The longer I live, the more I realise that I have been living it all wrong.
I occupied myself with securing a name for myself, a place for myself, a career, a circle of friends, with things and more things. I measured myself and my self-worth based on far I’d come in the world. I prized myself on my intelligence, on being able to ace it at school and being successful at work. I had ‘made it’ accordingly to societal standards, and at one point I could truly say to myself that I have everything that I have ever dreamt of achieving.
In my spiritual practice, however, I was stagnant. I reasoned with myself that my practice was stagnating because I devoted less time to it amongst all the other worldly concerns that demanded my time. Actually, the problem was a lot deeper than simply an inability to juggle priorities.
For the spiritual seekers like myself who have not renounced the world, we try to fit their spiritual practice into our daily lives. This helps. It makes daily life more enriching and easier as we battle the myriad problems that come our way.
However, at some point, I hit that ceiling in my practice, because I was trying to have it all without appreciating that I was travelling two very different paths and developing two very different skills.
Society encourages me to consume, to accumulate and to retain.
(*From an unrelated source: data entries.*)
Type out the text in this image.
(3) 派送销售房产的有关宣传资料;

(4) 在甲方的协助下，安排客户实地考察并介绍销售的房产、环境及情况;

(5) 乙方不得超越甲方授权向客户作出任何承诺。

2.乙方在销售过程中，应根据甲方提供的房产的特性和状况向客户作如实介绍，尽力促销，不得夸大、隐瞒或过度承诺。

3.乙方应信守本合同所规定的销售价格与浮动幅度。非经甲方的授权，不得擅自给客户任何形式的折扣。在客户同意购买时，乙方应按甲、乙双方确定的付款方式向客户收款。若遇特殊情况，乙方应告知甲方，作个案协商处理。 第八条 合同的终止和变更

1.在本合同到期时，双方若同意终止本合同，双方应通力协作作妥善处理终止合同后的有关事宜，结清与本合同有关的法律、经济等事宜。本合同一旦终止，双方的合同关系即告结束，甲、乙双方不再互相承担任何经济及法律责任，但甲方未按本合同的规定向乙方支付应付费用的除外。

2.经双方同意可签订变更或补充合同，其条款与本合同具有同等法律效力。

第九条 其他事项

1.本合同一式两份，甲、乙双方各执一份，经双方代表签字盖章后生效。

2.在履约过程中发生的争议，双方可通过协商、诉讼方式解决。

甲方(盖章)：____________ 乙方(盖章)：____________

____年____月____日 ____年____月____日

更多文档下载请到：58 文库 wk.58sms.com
It teaches me to be a thinker, to be competitive, and above all, to be a somebody.
My spiritual path, on the other hand, blossomed when I resisted the temptation to just consume and give into my endless craving; when I let go of that need to hoard; when I understood that financial security gave little security to my life if I didn’t have a healthy mind to live with.
My spiritual practice taught me to refine my observation so as to truly understand the nature of this life, this body and this mind, and to do so, I needed to first let go of my worldly intelligence that’s so bound up in concepts and ideas.
Most importantly, my spiritual journey is an honest unraveling of all the components that I take as “me” and all the things that I identify with as “mine”, and coming to a stark realisation that actually none of those components are me and nothing I have is really mine. The social distinctions of “me” and “you”, of “us” and “them” that is so essential to the cohesion of society, begins to break down.
So the practice for today, and indeed this life, is an aspiration to not just use our spiritual practice to make this life bearable, but one day to use this life for our spiritual practice so as to reach the highest goal.